Cudny rysunek 🤩I tą pracą zachęciłeś mnie do rozpoczęcia przygody z akwarelami. W ogóle na Twój kanał trafiłam przez przypadek jakiś czas temu i to Ty i Twoje prace przekonały mnie, żeby spróbować zacząć rysować, co okazało się, że bardzo polubiłam 😊Od tego czasu nadrabiam wszystkie Twoje filmy 🤗 A akwarelki zakupię 🤗
Postać jak zwykle wyjątkowa, fantastycznie dobrane barwy,perfekcyjnie dopracowane szczegóły,rzetelna recenzja👍Czyli cały Sebastian:uczy, tłumaczy i zachwyca rysunkiem 😀👍Ta kolorystyka jest piękna 🤩
Mam dokładnie tak samo z tymi opakowaniami. Niektórzy mówią, że paleta akwarelowa wręcz powinna być brudna, bo raz nałożoną farbę czy miks można reaktywować, no ale ja jednak wolę mieć bialutko. Chociaż też nie zawsze wychodzi, bo coś się chlapnie, a niektóre kolory tak bardzo wżerają się w plastik, że nie ma już sposobu na wywabienie plam w 100%. Waterbrushy też nie lubię, jednak tym razem nie ze względów estetycznych. Nie lubię odczucia, jakie dają przy zetknięciu z kartką. To plastikowe włosie jest zdecydowanie zbyt sztywne jak do akwareli moim zdaniem. A tych dzisiejszych farbek jestem ciekawa. Z Derwentowych używałam Inktense w kostkach i bardzo je lubię. Miałam też styczność z tymi z grafitem oraz z metalicznymi. Metaliczne nie przypadły mi do gustu w ogóle, dużo lepsze efekty dają nawet taniochy z Action. Jednak takich standardowych akwareli w kostkach to chyba wcześniej nie mieli. Z tego, co kojarzę, to ich kredki akwarelowe są bardzo mocno przyćmione Inktensami, ciekawe, czy z zestawami w kostkach będzie podobnie. Pozdrawiam Cię serdecznie Sebastianie!
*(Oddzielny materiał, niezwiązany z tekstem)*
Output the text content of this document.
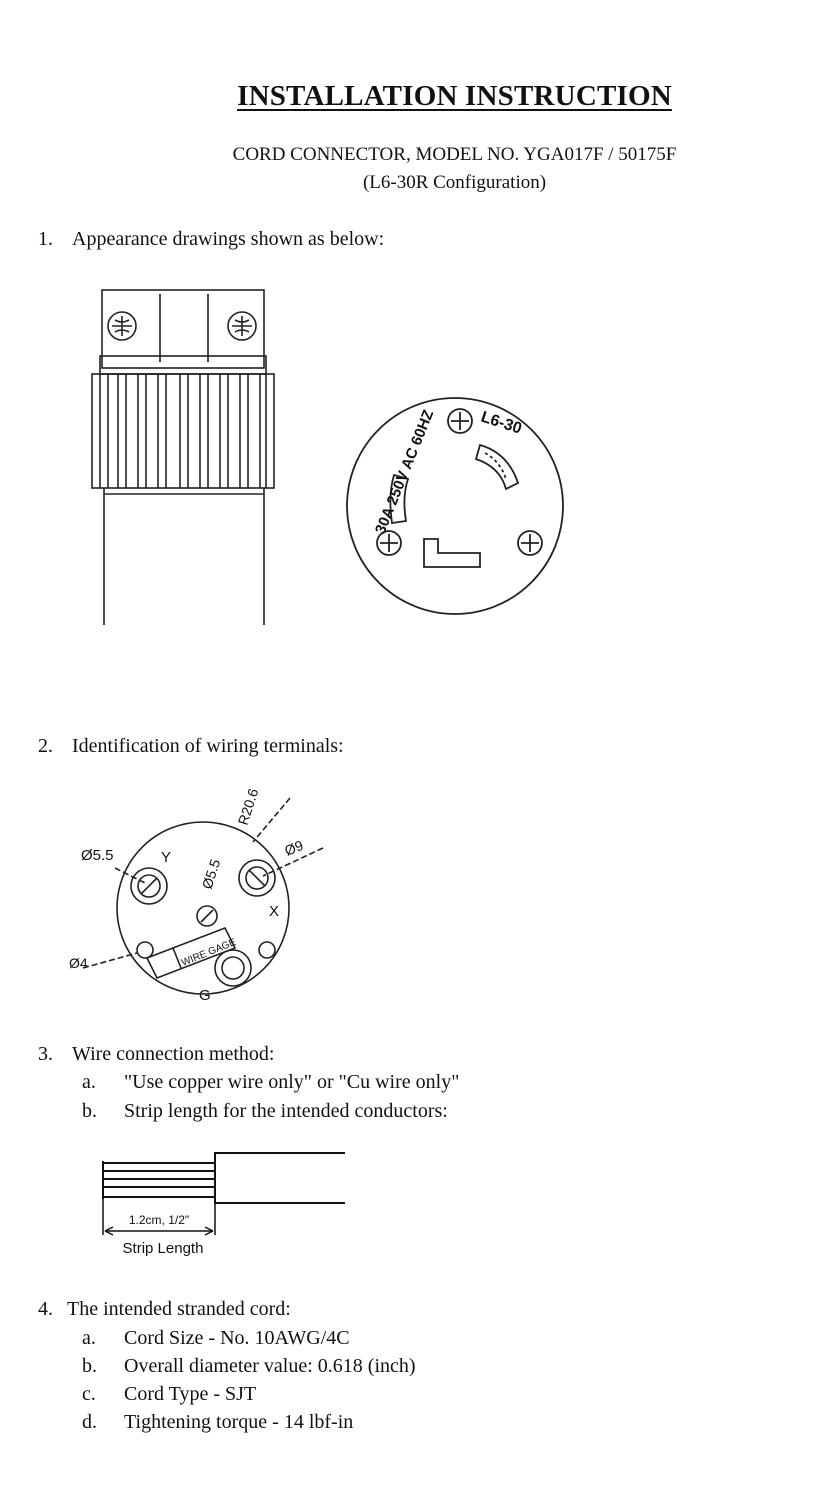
INSTALLATION INSTRUCTION
CORD CONNECTOR, MODEL NO. YGA017F / 50175F
(L6-30R Configuration)
1. Appearance drawings shown as below:
30A 250V AC 60HZ	L6-30
2. Identification of wiring terminals:
R20.6
Ø5.5
Ø5.5
Ø9
Ø4
Y
X
G
WIRE GAGE
3. Wire connection method:
a. "Use copper wire only" or "Cu wire only"
b. Strip length for the intended conductors:
1.2cm, 1/2"
Strip Length
4. The intended stranded cord:
a. Cord Size - No. 10AWG/4C
b. Overall diameter value: 0.618 (inch)
c. Cord Type - SJT
d. Tightening torque - 14 lbf-in
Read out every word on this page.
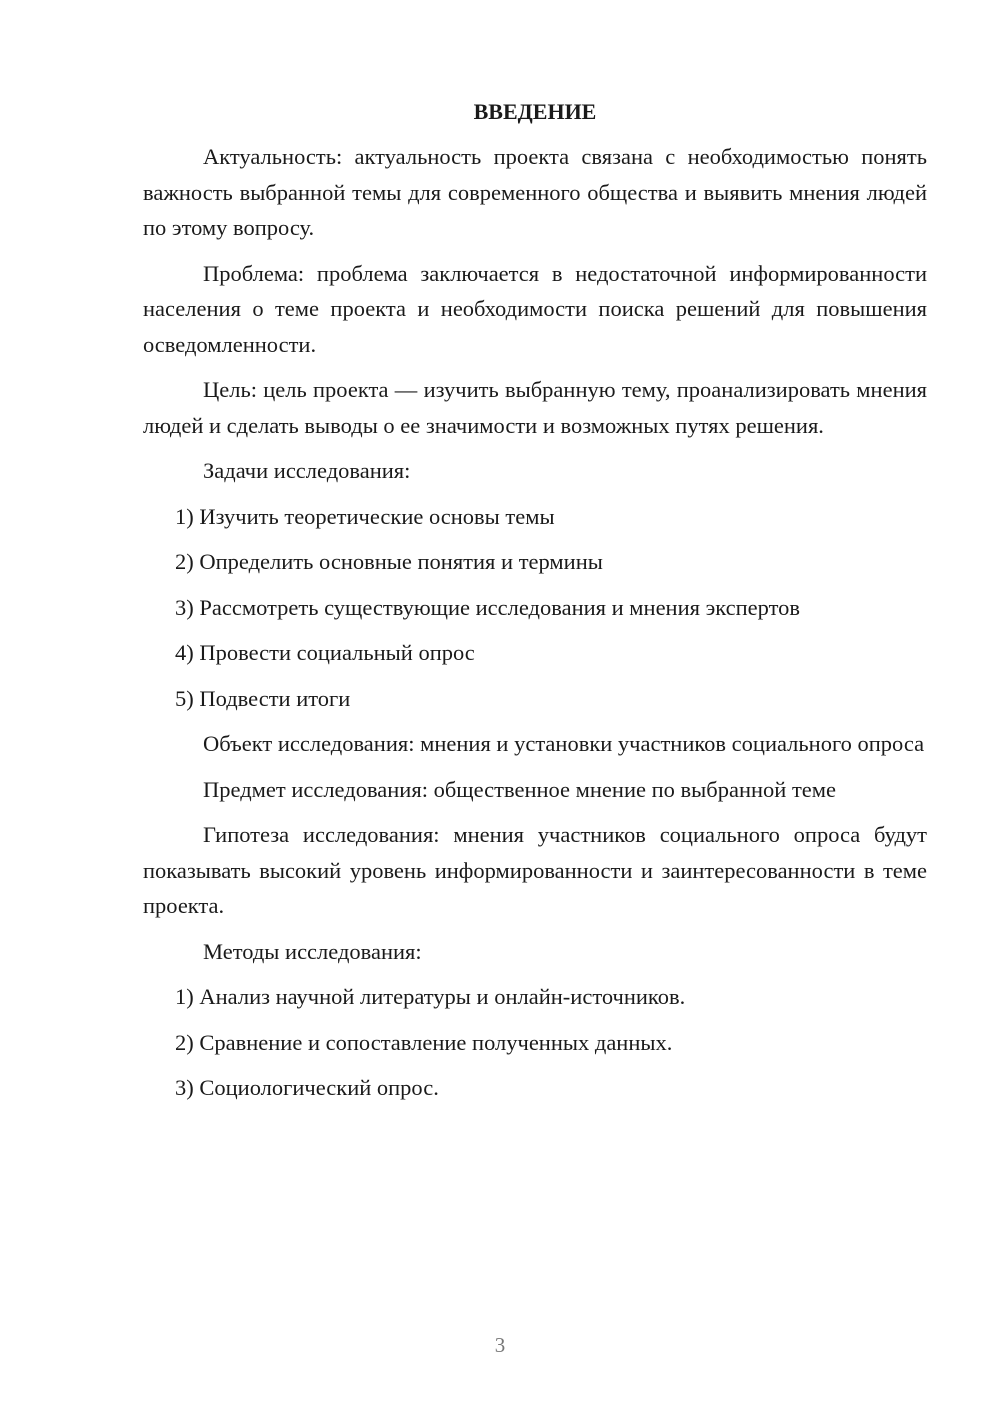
ВВЕДЕНИЕ
Актуальность: актуальность проекта связана с необходимостью понять важность выбранной темы для современного общества и выявить мнения людей по этому вопросу.
Проблема: проблема заключается в недостаточной информированности населения о теме проекта и необходимости поиска решений для повышения осведомленности.
Цель: цель проекта — изучить выбранную тему, проанализировать мнения людей и сделать выводы о ее значимости и возможных путях решения.
Задачи исследования:
1) Изучить теоретические основы темы
2) Определить основные понятия и термины
3) Рассмотреть существующие исследования и мнения экспертов
4) Провести социальный опрос
5) Подвести итоги
Объект исследования: мнения и установки участников социального опроса
Предмет исследования: общественное мнение по выбранной теме
Гипотеза исследования: мнения участников социального опроса будут показывать высокий уровень информированности и заинтересованности в теме проекта.
Методы исследования:
1) Анализ научной литературы и онлайн-источников.
2) Сравнение и сопоставление полученных данных.
3) Социологический опрос.
3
Farby dobrze dobrane, wystarczające kolory. Mam parę pędzelków na wodę niemarkowych i one słabo przytrzymują wodę. Syntetyczne z drewnianym trzonkiem z Actiona już lepiej. Dlatego byłam zainteresowana tym pędzlem z targów w Rybniku (chyba) pokazywałeś. Wróżek jak kupidynek Ci wyszedł, przypomina mi postać Łasucha z serialu na Netfliksie a raczej jego starszą wersję.
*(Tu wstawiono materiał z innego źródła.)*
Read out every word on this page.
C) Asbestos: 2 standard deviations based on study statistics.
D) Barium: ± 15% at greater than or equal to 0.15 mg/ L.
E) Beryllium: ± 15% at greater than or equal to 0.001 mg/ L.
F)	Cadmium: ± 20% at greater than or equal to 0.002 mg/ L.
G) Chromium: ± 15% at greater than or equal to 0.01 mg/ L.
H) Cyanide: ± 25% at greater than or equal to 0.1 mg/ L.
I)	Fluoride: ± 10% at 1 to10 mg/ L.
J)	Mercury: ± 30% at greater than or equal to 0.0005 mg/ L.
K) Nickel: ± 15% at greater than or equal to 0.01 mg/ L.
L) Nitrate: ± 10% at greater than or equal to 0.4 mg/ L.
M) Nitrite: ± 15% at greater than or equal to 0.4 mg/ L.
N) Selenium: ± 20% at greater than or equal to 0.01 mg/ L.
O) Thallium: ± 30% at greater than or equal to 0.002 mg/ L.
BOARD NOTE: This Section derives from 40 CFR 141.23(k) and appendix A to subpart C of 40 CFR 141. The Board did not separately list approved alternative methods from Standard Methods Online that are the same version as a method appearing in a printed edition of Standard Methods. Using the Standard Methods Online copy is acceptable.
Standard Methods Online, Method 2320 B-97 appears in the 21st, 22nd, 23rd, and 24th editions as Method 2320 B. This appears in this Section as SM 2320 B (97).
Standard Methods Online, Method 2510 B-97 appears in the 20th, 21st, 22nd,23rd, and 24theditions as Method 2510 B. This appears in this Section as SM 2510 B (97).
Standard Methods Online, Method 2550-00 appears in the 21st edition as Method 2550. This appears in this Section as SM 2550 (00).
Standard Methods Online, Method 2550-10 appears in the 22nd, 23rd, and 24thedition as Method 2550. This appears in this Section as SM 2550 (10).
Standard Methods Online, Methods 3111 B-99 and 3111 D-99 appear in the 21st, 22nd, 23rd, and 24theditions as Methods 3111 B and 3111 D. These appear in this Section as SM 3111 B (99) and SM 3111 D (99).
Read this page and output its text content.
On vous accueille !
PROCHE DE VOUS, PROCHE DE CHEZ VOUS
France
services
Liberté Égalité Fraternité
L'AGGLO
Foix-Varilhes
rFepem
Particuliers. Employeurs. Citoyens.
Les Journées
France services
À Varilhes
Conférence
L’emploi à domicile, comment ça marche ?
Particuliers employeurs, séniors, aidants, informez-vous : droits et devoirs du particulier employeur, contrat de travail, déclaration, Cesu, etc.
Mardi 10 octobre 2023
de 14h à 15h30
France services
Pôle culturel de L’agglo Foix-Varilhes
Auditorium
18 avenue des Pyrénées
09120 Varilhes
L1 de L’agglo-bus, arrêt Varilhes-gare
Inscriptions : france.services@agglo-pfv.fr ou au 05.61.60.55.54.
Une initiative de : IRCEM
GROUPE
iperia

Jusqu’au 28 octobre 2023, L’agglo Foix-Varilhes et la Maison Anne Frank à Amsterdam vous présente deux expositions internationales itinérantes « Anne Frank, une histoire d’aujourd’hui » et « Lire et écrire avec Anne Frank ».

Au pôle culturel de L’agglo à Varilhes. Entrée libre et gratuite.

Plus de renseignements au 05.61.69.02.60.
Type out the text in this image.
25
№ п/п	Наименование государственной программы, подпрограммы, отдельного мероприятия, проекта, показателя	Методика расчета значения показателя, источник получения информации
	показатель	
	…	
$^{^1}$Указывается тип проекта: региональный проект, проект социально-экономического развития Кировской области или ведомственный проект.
Jak zwykle rzetelna i drobiazgowa recenzja .A ilustracja ? Magia! Te skrzydła opalizujące : no cudo. A co do problemu językowego to jak wróżka, to ten wróżek chyba najlepiej :)
Cuudne!!Twoje prace Seba mają zawsze cos tak meega fajnego co mi sie baaardzo podoba,uwielbiam Cie słuchać i patrzec jak tworzysz;)pozdrawiam i ściskam mocno!!
Fajny wróż. Nigdy nie lubiłam malować akwarelami, wolę akryle lub gwasze. Ale nigdy nie używam opakowania jako palety. Za to używałam w tym celu najtańszej ramki z Pepco, a właściwie szkła.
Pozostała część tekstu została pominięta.